阿音
南瑾言卻不理他,明擺著他這是故意的,他還搭理他做什麼?
很快就是大典。
因著已經是臘月,南瑾言又畏寒,御鳳音又精簡了流程,只剩下祭天和上香,至於接受百姓跪拜,御鳳音卻表示不那麼重要了,畢竟南瑾言都成為名正言順的鳳后了,還怕沒有和她一起接受百姓跪拜的時候?
「這樣就行了吧?」葉嵐看著身著吉服的南瑾言,「陛下都來了,千歲,咱們要快點過去才是。」
南瑾言卻摸了摸袖子,「似乎還少些什麼。」他擺了擺手,「你們先出去等著,我很快就出來。」
今日南瑾言才是主角,葉嵐也只能順著,聞言便走了出去。
南瑾言不多時便走了出去,御鳳音早已等候著了,看到他盛裝的模樣,眼前一亮,「朕就知道阿言穿著一定好看。」
南瑾言卻沒抽出自己的手,大大方方讓御鳳音握著,「該過去了吧?別讓大臣等急了。」事已至此,既然無法反抗,那還不如躺平享受。
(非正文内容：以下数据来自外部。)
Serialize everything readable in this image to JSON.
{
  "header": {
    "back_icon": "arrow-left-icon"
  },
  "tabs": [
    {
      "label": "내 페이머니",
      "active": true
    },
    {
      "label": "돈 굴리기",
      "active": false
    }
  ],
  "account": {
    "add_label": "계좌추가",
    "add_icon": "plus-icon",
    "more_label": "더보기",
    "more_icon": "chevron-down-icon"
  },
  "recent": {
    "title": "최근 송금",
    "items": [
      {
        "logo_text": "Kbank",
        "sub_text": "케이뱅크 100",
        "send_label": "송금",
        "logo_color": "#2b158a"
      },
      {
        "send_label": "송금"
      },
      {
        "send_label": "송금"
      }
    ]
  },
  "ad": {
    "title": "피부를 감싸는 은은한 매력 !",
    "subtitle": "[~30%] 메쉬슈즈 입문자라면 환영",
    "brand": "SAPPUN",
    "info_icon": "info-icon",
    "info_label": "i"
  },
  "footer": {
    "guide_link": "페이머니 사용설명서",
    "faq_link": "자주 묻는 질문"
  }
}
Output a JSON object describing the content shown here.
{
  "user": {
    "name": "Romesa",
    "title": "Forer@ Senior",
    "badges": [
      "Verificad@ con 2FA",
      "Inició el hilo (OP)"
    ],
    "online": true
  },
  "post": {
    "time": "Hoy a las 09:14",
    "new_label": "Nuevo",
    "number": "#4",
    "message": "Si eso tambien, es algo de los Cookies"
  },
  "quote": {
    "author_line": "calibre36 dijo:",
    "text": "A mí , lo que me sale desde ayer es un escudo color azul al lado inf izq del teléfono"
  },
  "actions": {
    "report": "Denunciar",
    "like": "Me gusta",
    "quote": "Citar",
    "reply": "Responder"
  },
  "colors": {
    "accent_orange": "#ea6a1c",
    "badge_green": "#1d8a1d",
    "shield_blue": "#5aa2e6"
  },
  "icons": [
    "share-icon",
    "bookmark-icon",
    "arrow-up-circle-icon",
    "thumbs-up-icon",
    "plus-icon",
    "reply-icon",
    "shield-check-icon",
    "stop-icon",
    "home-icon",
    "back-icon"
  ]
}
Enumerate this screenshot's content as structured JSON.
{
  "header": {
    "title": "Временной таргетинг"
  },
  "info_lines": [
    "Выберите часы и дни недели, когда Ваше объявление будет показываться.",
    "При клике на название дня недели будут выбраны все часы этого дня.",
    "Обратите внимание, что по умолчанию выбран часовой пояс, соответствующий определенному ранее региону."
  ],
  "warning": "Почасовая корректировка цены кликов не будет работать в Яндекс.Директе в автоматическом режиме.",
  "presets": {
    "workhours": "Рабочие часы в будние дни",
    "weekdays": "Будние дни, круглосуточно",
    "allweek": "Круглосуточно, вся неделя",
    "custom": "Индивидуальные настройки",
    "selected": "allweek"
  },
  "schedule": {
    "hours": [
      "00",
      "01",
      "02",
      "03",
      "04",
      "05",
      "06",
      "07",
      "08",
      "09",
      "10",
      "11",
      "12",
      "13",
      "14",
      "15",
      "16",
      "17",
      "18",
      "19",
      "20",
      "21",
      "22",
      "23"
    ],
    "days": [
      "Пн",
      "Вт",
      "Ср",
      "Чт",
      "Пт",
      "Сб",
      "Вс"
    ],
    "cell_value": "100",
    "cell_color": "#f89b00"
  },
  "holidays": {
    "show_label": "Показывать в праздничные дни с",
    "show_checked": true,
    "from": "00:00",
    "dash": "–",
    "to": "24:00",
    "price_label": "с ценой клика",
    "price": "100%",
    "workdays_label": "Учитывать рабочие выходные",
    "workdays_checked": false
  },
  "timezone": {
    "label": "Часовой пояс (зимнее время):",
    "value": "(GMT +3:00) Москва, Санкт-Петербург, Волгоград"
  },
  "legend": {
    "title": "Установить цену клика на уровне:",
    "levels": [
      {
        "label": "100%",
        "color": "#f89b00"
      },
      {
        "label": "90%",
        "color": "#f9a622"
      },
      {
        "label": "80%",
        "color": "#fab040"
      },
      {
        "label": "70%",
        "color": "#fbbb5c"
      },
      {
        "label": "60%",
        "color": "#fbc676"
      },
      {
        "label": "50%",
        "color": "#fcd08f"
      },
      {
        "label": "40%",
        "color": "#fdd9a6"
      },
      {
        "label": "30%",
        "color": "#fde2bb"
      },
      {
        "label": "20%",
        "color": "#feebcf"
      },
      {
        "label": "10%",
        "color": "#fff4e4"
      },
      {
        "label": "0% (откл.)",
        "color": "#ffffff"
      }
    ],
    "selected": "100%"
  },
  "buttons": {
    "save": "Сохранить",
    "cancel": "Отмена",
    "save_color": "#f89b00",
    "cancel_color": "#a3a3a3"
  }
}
自從生了御若華,南瑾言簡直覺得自己從前一直堅持的事,但現在要打破也不是那麼難,最起碼之前在人前他從來不會和御鳳音牽手。
於是所有大臣在看到兩個人同時出現,尤其是南瑾言身上的吉服之後,心思各異,外頭都在傳南瑾言對封后的事不甚滿意,對陛下也是態度冷淡,如今一看果然傳言非實,這麼想著,看到兩人走近,所有人立刻跪下。
「微臣參見陛下,參見鳳后千歲,陛下萬歲萬歲萬萬歲,鳳后千歲千歲千千歲。」
御鳳音特意退了一步,「阿言,今日是你的主場。」
南瑾言也沒糾結,「都平身吧。」
陛下這是明顯給鳳后做臉,大臣們自然也都明白這個道理,這會兒更不可能隨便開口落了南瑾言的面子。
由著眾臣參拜過,御鳳音才又拉了南瑾言的手去了宗廟,歷代都是在那裡宣讀封后詔書,今日自然也不例外。
南瑾言跪下雙手接過詔書,御鳳音上前一步親自將人扶起來,如此才算禮成。
等到給列祖列宗上過香,南瑾言才又換了身衣服,按照禮制,他這會兒該去慈寧宮聽太后訓示。
太后倒也沒難為他,看著人跪在自己面前,又看著自己女兒在一旁緊張的模樣,內心嘆了口氣,「如今你已經是鳳后了,皇帝能為了你遣散後宮,如今更是立你為後,你要時刻牢記自己的身份職責,伺候好皇帝。」
往常訓示總是要提上幾句皇嗣的事,可南瑾言身份特殊,太后瞧著御鳳音寵愛的模樣,便把孩子的話給咽了下去,如今這情況,宮裡多一個孩子便是南瑾言生下的,如今他還年輕,生得多了可不好了。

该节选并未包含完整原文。